Je ne me suis jamais beaucoup mêlé aux autres et personne ne s'étonne que je reste le plus possible chez moi. Je reste neutre. Gold est amical, d'une certaine manière. Il me parle. Il ne me regarde pas beaucoup. Il ne me taquine plus du tout. Il ne me demande plus rien.

Bah. C'est normal. Il m'a dépassé, je n'ai plus rien à lui apprendre. Je n'arrive même plus précisément à me rappeler ce que je lui ai dit, ce fameux soir, à part que ce n'était pas très gentil. J'ai toujours eu l'art de foutre en l'air toutes mes relations. Je les ai explosées de l'intérieur. Et je peux bien regretter aujourd'hui, où je n'ai personne auprès de qui m'épancher. Rien n'est réparable.

J'y repense, à sa proposition. J'y repense bien plus que je n'aurais voulu. Mais ça reste une très mauvaise idée. Et après lui avoir craché toute ma colère à la gueule, c'est évident qu'elle ne tient plus.


Nous partageons le même cours d'arts martiaux et je ne peux pas m'empêcher de le regarder. Encore. Il est fort, évidemment, il a des bras de la taille de mes cuisses et je suis certain qu'il m'écraserait au bras de fer, mais j'ai encore assez de technique et de vivacité pour le battre. Du moins c'était le cas la dernière fois qu'on a essayé. On ne s'est plus affrontés depuis la dispute. Il travaille sa stabilité, c'est là qu'il a encore le plus de mal, et c'est Iron qui tente de le mettre au sol. Aucune chance. L'entraineur a bien vu le problème, puisqu'il demande à Chrome de venir faire l'exercice avec lui. Et là, je ne suis plus seul à regarder, ce qui me permet de me rapprocher au lieu de faire semblant d'observer autre chose pour l'avoir au coin de l'œil.

Il faut dire qu'un combat Gold-Chrome, c'est toujours un beau spectacle. Chrome est mince et tout en nerf, avec une détente d'une rapidité incroyable. S'il parvenait à passer sa garde, Gold pourrait le briser en deux comme une brindille. Mais il n'y parviendra pas. Au contraire, c'est Chrome qui le harcèle de coups vifs, partout, tentant de lui faire baisser suffisamment sa vigilance pour se rapprocher et le faire tomber. Autour de nous, les pilotes crient des encouragements et parient sur leur favori - à ce stade, on considère que si Gold arrive à rester debout, c'est une victoire - tandis que les entraineurs font ceux qui ne s'aperçoivent de rien.

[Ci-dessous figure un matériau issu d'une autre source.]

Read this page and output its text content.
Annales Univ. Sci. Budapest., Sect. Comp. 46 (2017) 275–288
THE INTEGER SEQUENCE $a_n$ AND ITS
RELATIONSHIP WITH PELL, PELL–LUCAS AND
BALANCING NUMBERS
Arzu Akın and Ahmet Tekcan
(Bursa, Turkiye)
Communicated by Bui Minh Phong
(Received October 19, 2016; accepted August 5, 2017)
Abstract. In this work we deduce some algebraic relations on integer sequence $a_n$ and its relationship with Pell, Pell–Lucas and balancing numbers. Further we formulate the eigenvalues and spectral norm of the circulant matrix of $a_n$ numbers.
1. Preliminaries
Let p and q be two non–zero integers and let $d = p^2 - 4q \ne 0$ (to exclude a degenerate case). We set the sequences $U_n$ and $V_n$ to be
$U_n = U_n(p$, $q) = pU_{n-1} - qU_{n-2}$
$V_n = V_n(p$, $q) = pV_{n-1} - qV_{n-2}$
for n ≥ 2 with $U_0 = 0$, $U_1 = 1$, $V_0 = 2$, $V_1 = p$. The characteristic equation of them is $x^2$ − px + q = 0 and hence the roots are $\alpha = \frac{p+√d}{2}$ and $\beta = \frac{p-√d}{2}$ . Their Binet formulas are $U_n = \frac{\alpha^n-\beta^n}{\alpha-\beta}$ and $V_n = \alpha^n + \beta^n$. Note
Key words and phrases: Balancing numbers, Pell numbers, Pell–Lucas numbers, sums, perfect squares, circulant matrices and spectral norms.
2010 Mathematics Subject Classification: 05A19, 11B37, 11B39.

Les exercices servent aussi aux pilotes pour se défouler et régler certains conflits avec leurs poings, d'une manière plus ou moins encadrée. Avec Gold 43, on avait été rigoureusement interdits de combat commun après avoir un peu trop dépassé les bornes. D'ailleurs, l'idée qu'il en a gardé une cicatrice mal placée m'a toujours réconforté dans les moments un peu moroses. Rien de ce genre entre 44 et Chrome, tous les deux aussi concentrés qu'à l'ordinaire.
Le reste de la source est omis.